In our modern era of knowledge, we understand and remember thousands of bits of information: simple addition, grammatical sentences, historical dates, tree roots—the list goes on and on. I have found that ignorance sometimes frightens me: thinking of the incomprehensibly vast amounts of space, stars, planets, and rubble in our universe is bewildering. I am a lost cause in that way, because I cannot know everything—I am in the exact same position that five fictional scientists find themselves in when a mysterious illness strikes.
The Andromeda Strain is a terrifying tale written by Michael Crichton. When a satellite returns from the fringes of the universe with dust it has collected, it also brings an unpleasant surprise. In Piedmont, a town near the landing site of the satellite, bodies lie sprawled on the streets, eyes wide in utter surprise. But as scientists enter the town in special suits to collect the satellite, they find two survivors: a screaming baby and an old man. The terror has begun . . .

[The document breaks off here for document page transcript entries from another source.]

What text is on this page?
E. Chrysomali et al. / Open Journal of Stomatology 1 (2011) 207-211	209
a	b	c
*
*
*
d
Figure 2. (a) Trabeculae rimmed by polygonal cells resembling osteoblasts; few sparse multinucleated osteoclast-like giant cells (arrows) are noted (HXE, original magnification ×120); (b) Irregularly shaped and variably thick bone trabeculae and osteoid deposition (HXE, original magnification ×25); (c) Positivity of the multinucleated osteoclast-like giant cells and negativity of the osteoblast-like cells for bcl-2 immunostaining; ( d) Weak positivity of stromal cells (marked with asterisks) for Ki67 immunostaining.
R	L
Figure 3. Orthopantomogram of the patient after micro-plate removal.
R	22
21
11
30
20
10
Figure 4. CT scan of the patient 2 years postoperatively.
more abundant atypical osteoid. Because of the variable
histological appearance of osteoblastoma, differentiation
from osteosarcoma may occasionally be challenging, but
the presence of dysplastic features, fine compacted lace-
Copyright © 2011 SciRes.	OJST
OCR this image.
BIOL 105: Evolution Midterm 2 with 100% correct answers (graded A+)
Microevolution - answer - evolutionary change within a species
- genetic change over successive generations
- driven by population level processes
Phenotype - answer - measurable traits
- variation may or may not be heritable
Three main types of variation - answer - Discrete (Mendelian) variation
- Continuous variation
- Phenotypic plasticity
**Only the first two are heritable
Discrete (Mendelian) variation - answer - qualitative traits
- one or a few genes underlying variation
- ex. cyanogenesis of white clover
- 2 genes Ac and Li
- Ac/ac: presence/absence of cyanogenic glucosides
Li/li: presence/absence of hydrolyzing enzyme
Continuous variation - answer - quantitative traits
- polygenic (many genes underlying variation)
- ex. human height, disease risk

As well as being a horror story, The Andromeda Strain is a mystery. All the keys to the mystery are there—the baby and the man, a horrifying recording of a plane crash, clotted blood, and the recording of the death of two men. Yet, like a complicated puzzle, no one seems to be able to fit the pieces together. As the five scientists, who call themselves “Project Scoop,” frantically try to guess the answer, the organism behind it all quietly begins to mutate.
The adventures of Project Scoop are rendered even more frightening since the scientists don’t have any idea of what they’re up against. All the effects of the problem are there, blatantly scattered across the streets of Piedmont. But the cause? The scientists can only guess. And as one of the seals in their lab breaks, one of them approaches death—without knowing what, when, or how he’ll be killed. As I read on, I began to doubt that Project Scoop would succeed. There are too many hints that the scientists are on the wrong track.
The Andromeda Strain is both agitating and exhilarating. I have often heard the saying “ignorance is bliss,” but after reading the end of this book, I concluded the opposite—and if they existed, the scientists of Project Scoop would probably agree with me.